Speaking of devices, I keep seeing how there is proof to back up the habits of radio. And I realize I might be crucified by some here for questioning this, but if there are 4 million people in the valley, and 1300 PPM devices (was told from a source), that means every person with a device reps 3000 people? So that should give you an idea of how fictitious the data is.
That is actually a fairly good sample. If you look at the political polls, you will see smaller samples for the entire country, and those polls are usually within a couple of percent of actual voting. In radio, a couple of percent overall is insignificant to advertisers who use ratings to determine pricing.
If the sample faithfully represents all the stratification variables (that means all the subsets of the population like age groups, gender, ethnicity, income, education, etc.) then at the size of the Phoenix sample it should faithfully, and within a narrow margin of error, represent the audience of the major stations.
Of those 1300 people with devices, there may be only a few of those that know of a smaller station.

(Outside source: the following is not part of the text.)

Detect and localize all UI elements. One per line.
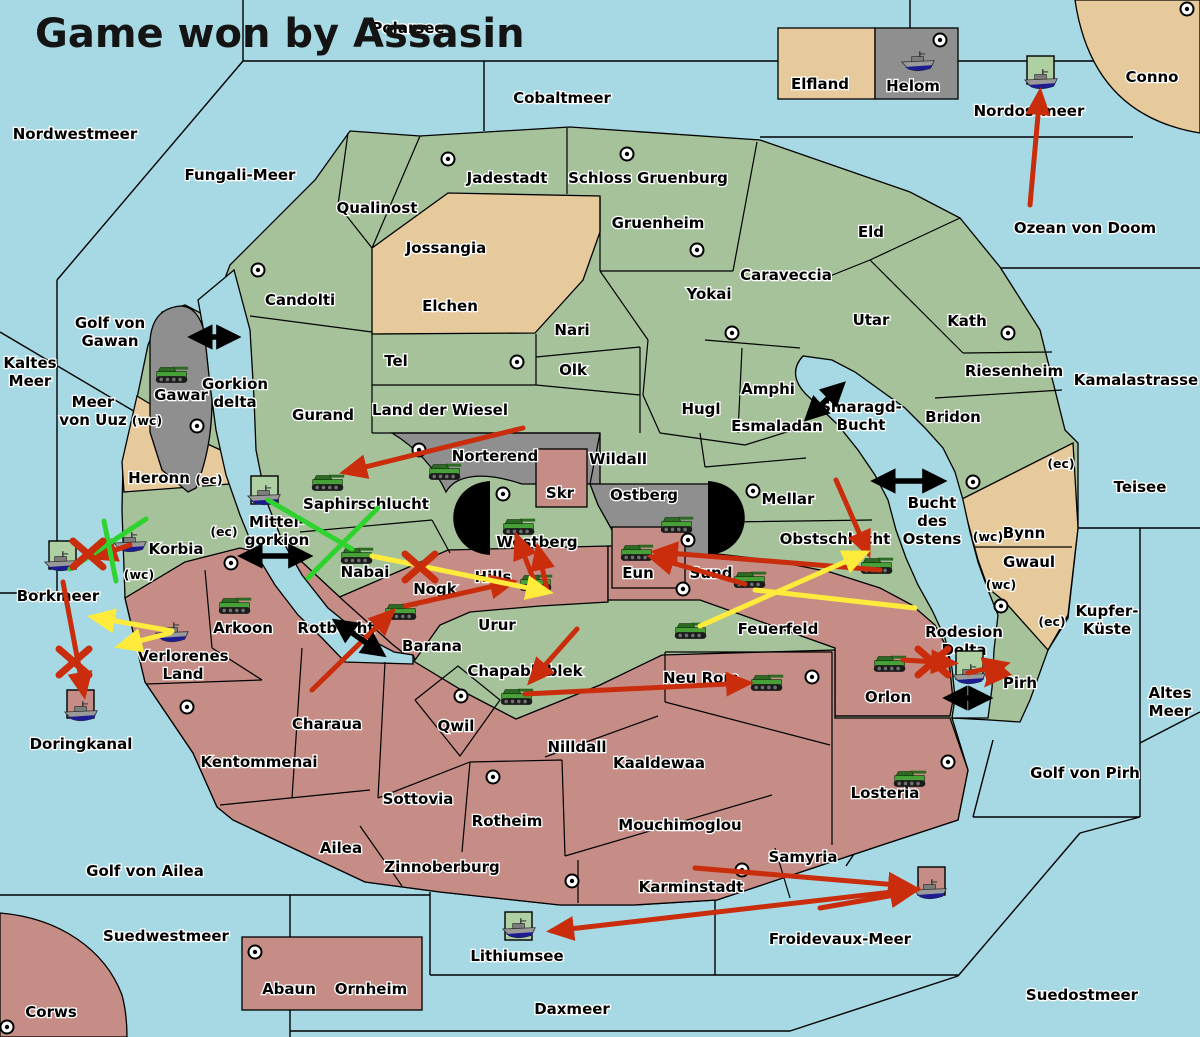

Correct. A station with a very niche format or limited coverage will have a very small audience. Whether the station gets a 0.0 or a 0.3 it won't get bought by ad agencies and major clients. The purpose of ratings is to provide a pricing metric for large advertisers; small stations near the cut-off level don't get buys from that kind of client and generally don't buy the ratings.
But that wouldn't mean they have crap ratings just because that small group didn't favor it.

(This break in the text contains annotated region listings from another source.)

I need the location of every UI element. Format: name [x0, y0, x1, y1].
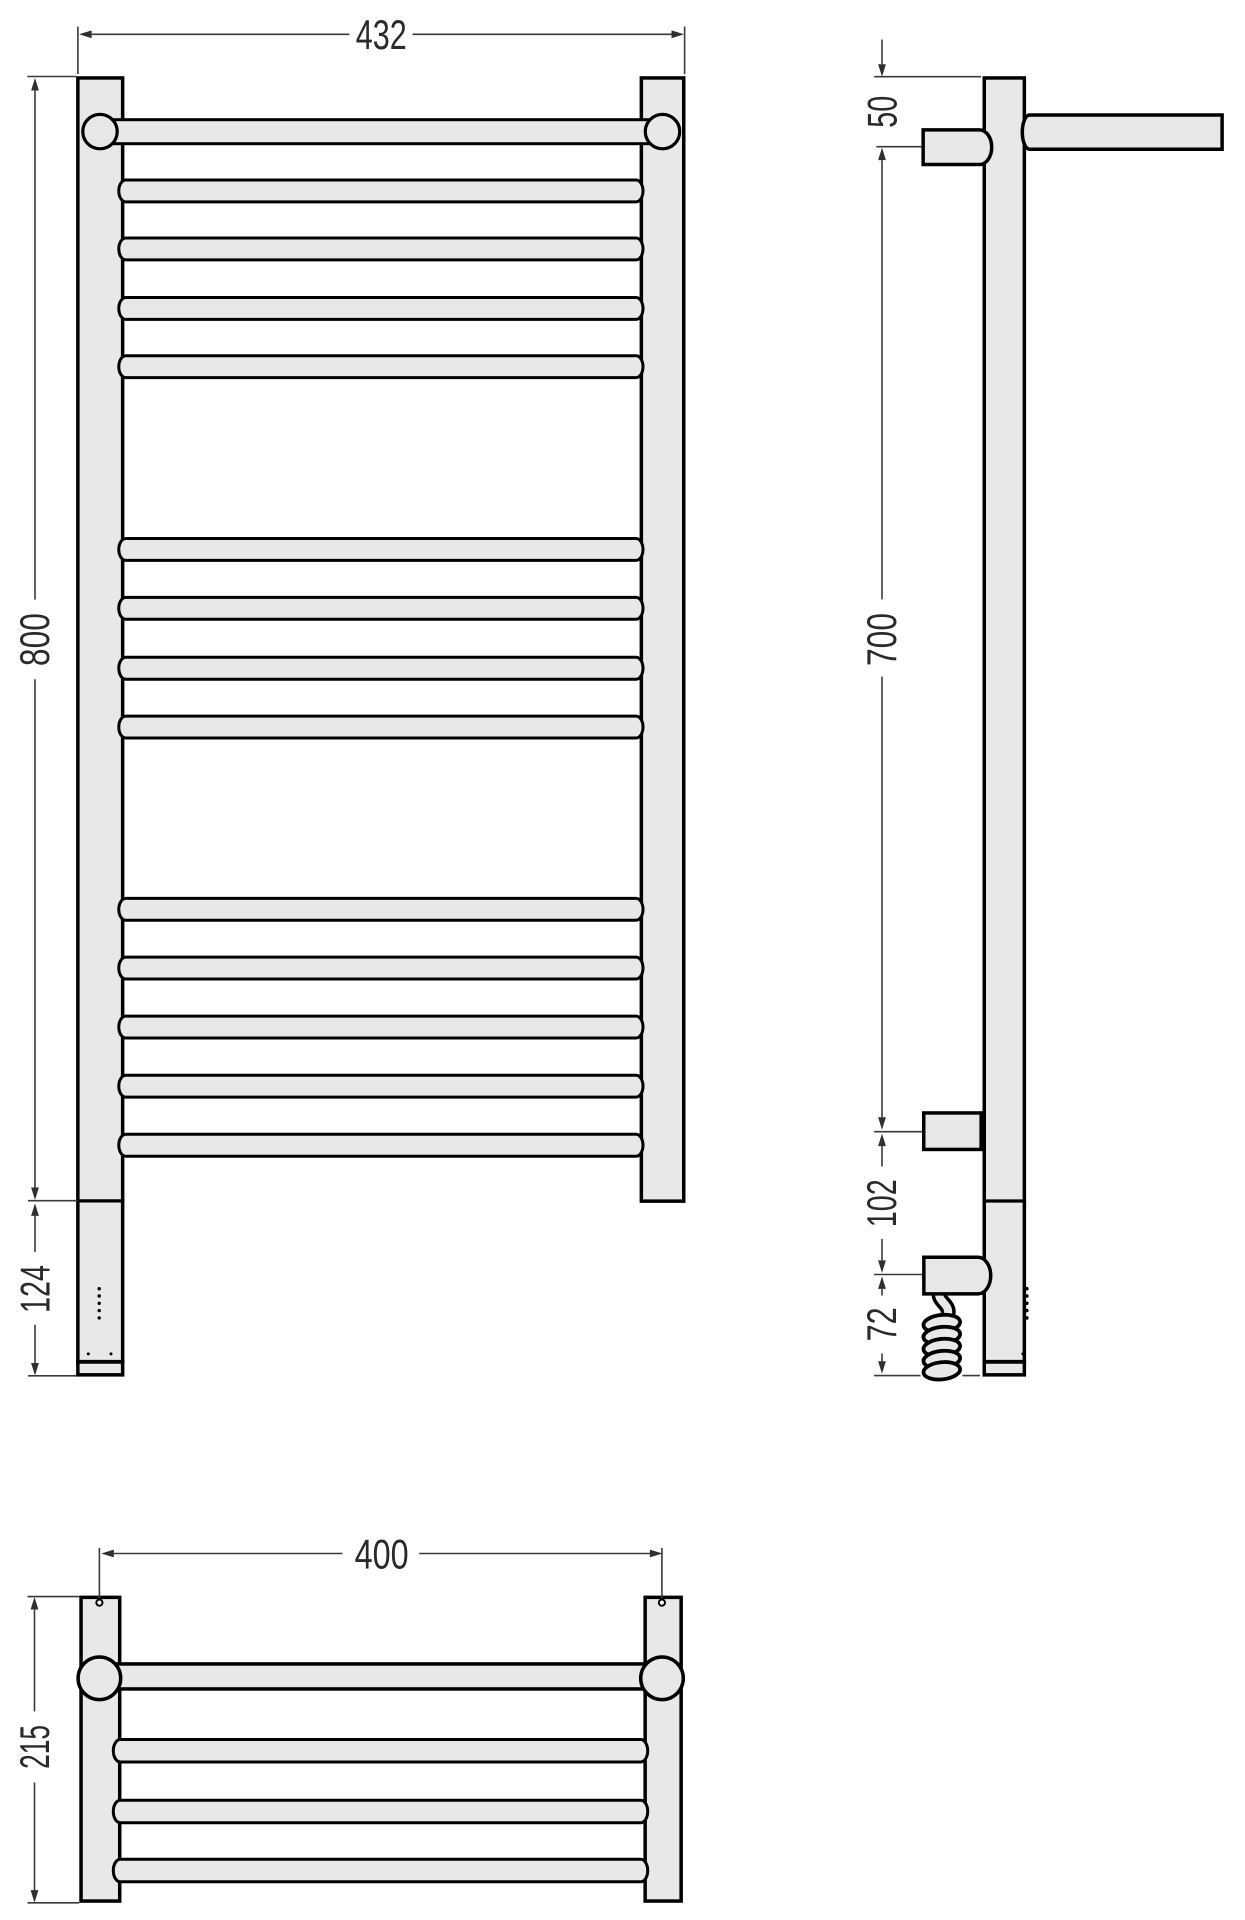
svg-text:432: 432: [356, 11, 407, 58]
svg-text:800: 800: [11, 613, 58, 666]
svg-text:50: 50: [858, 96, 905, 128]
svg-text:215: 215: [11, 1725, 58, 1769]
svg-text:124: 124: [11, 1265, 58, 1313]
svg-text:102: 102: [858, 1179, 905, 1227]
svg-text:72: 72: [858, 1307, 905, 1341]
svg-text:400: 400: [355, 1531, 409, 1578]
svg-text:700: 700: [858, 613, 905, 666]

It does not matter if there are 1,300 or 13,000 in the sample. A station that does not reach even a tenth of a percent of listeners is not going to get ad buys.
Also, when the device holders are in the office, or the bus, dentist, whatever...they are forced to reflect what they wouldn't normally choose.

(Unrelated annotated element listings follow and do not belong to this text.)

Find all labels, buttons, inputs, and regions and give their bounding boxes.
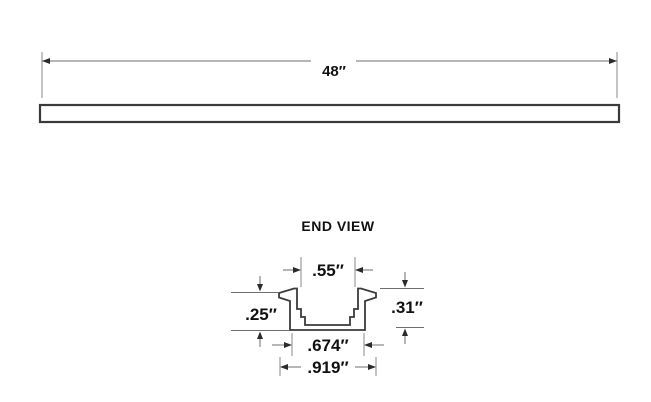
dim-55-arrowhead-right (355, 267, 363, 273)
dim-25-arrowhead-up (257, 332, 263, 340)
dim-left-height: .25″ (231, 276, 289, 347)
dim-674-label: .674″ (307, 336, 348, 355)
end-view-drawing: .55″ .25″ .31″ (231, 257, 424, 377)
dim-919-arrowhead-left (280, 364, 288, 370)
dim-919-arrowhead-right (368, 364, 376, 370)
channel-profile-outline (279, 289, 376, 331)
dim-55-arrowhead-left (293, 267, 301, 273)
dim-674-arrowhead-right (364, 342, 372, 348)
dim-48-arrowhead-right (609, 58, 617, 64)
dim-31-label: .31″ (391, 298, 423, 317)
bar-profile-rect (40, 105, 619, 122)
end-view-title: END VIEW (301, 218, 375, 234)
dim-31-arrowhead-down (402, 280, 408, 288)
dim-48-arrowhead-left (42, 58, 50, 64)
dim-48-label: 48″ (322, 63, 346, 80)
dim-overall-width: .919″ (280, 357, 376, 377)
technical-drawing-page: 48″ END VIEW .55″ (0, 0, 651, 402)
dim-25-arrowhead-down (257, 284, 263, 292)
dim-25-label: .25″ (245, 305, 277, 324)
dim-31-arrowhead-up (402, 329, 408, 337)
dim-674-arrowhead-left (284, 342, 292, 348)
drawing-canvas: 48″ END VIEW .55″ (0, 0, 651, 402)
dim-opening-width: .55″ (283, 257, 373, 287)
top-view-drawing: 48″ (40, 52, 619, 122)
dim-55-label: .55″ (312, 261, 344, 280)
dim-right-height: .31″ (380, 272, 424, 344)
dim-inner-width: .674″ (272, 333, 384, 356)
dim-919-label: .919″ (307, 358, 348, 377)
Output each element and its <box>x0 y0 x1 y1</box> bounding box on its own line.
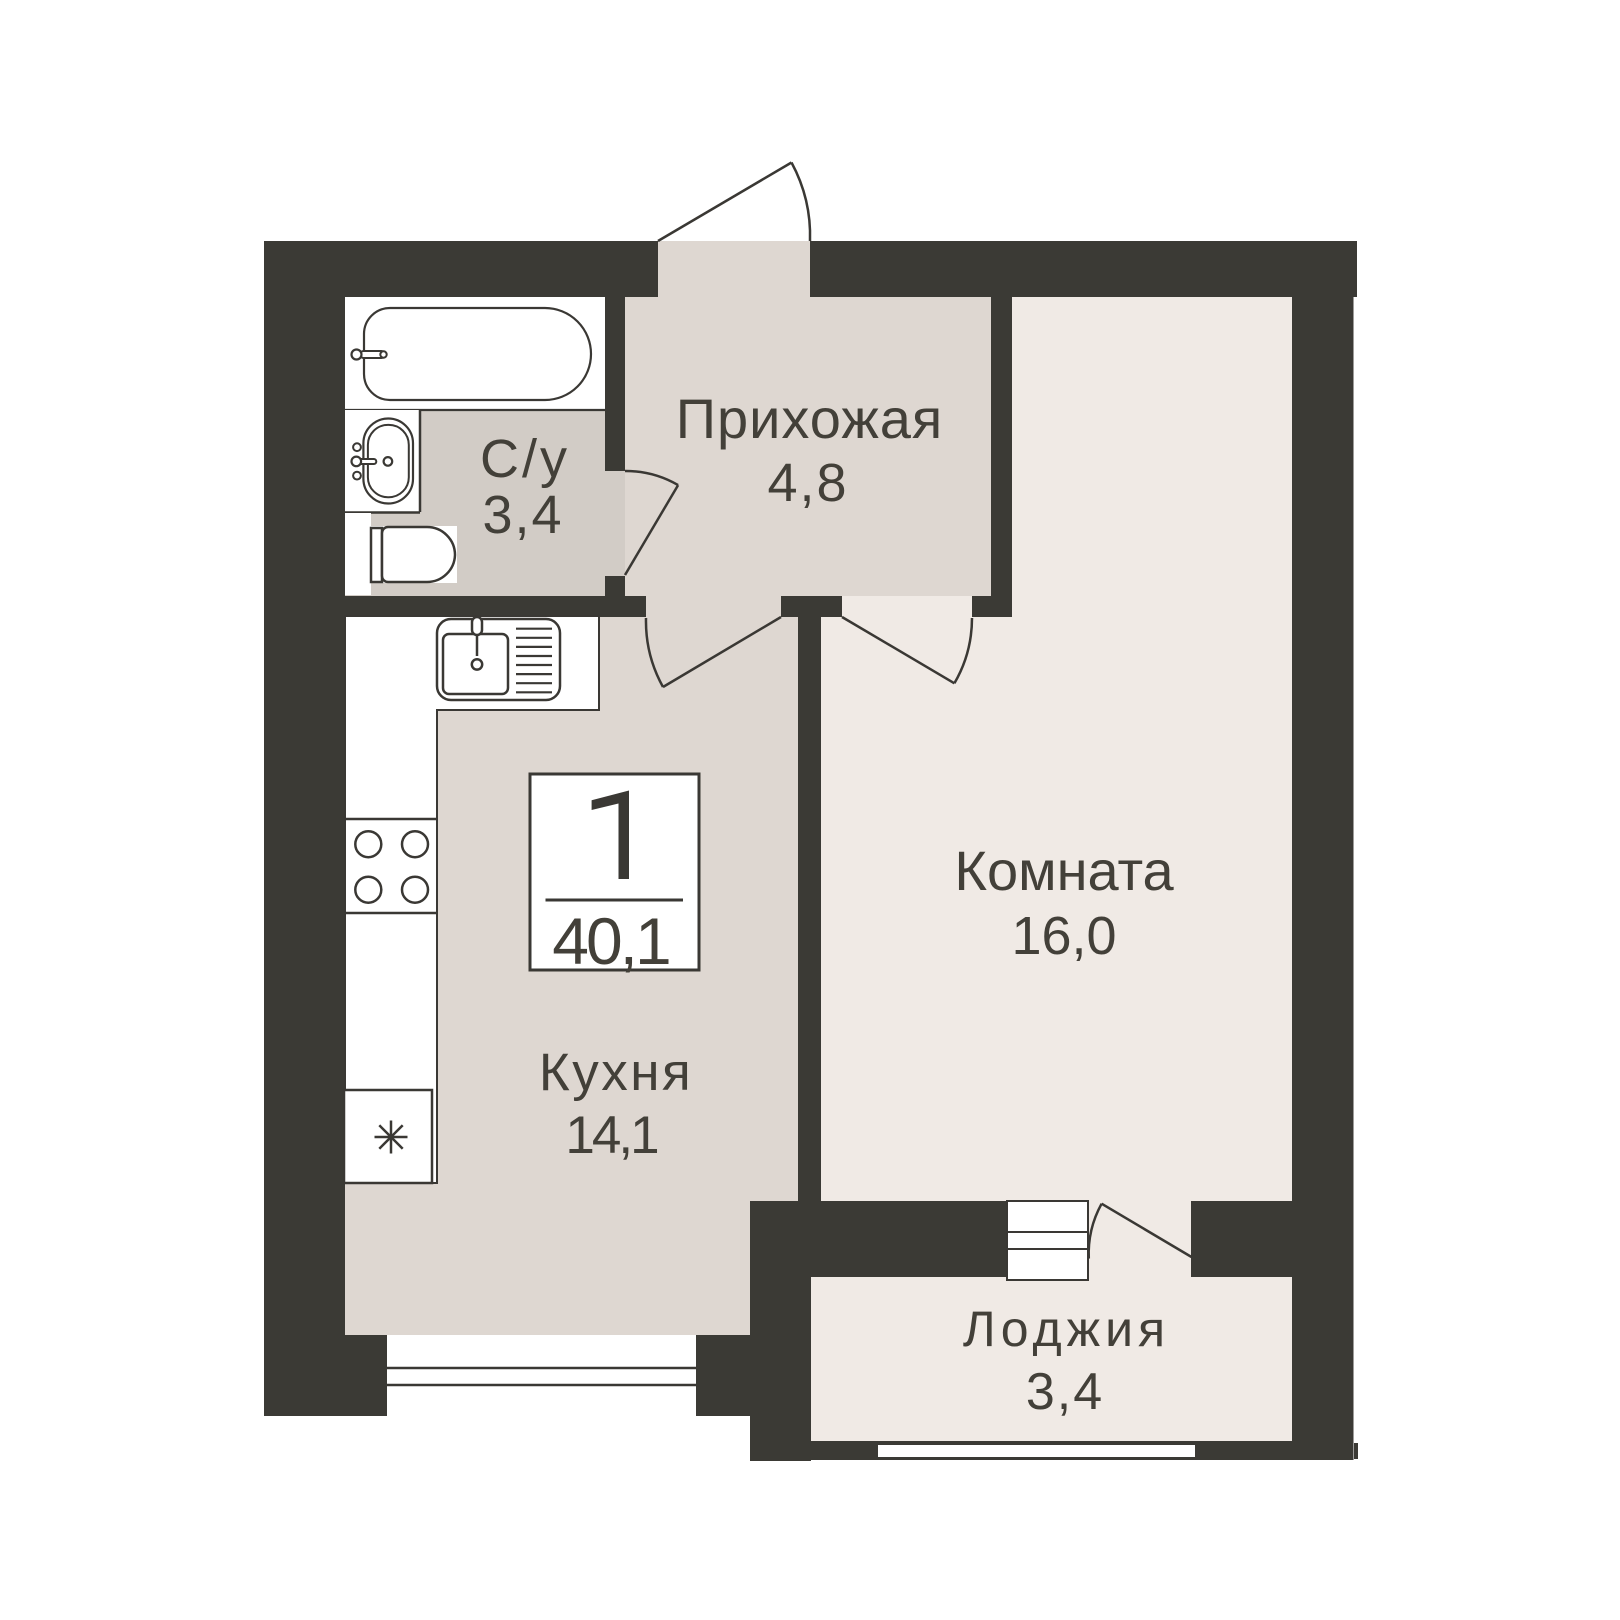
svg-text:Комната: Комната <box>954 839 1174 902</box>
svg-text:14,1: 14,1 <box>565 1106 657 1165</box>
svg-text:3,4: 3,4 <box>1026 1363 1104 1421</box>
svg-text:Прихожая: Прихожая <box>676 387 944 450</box>
svg-text:С/у: С/у <box>480 429 570 489</box>
svg-text:4,8: 4,8 <box>767 453 848 513</box>
svg-text:Лоджия: Лоджия <box>963 1301 1170 1357</box>
svg-text:16,0: 16,0 <box>1011 906 1116 966</box>
svg-text:Кухня: Кухня <box>539 1043 693 1102</box>
svg-text:3,4: 3,4 <box>482 485 563 545</box>
svg-text:40,1: 40,1 <box>552 904 669 978</box>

That does not matter. Advertisers want to know how many people hear their ads, not who chose the station. Again, ratings are bought to give advertisers a metric.
That obviously explains why stations like KEZ or Mix always win. Does not mean they have the best content, it just happens to be the safe choice of bosses.
Keep in mind that 50% of a station's listeners (cume) represent upwards of 90% of the time spent listening to a station. So all those people whose meters "hear" a station for a few minutes in a week won't contribute very much, if anything, to the listening level of a station.
And if people hear particular stations at work, they hear the ads. That is what advertisers want to know.
Do keep in mind that most "at work" listening is not in white-collar offices. It's in the delivery truck, on the loading dock, in the factory or auto repair shop... as likely to be a hip hop or country station as Mix.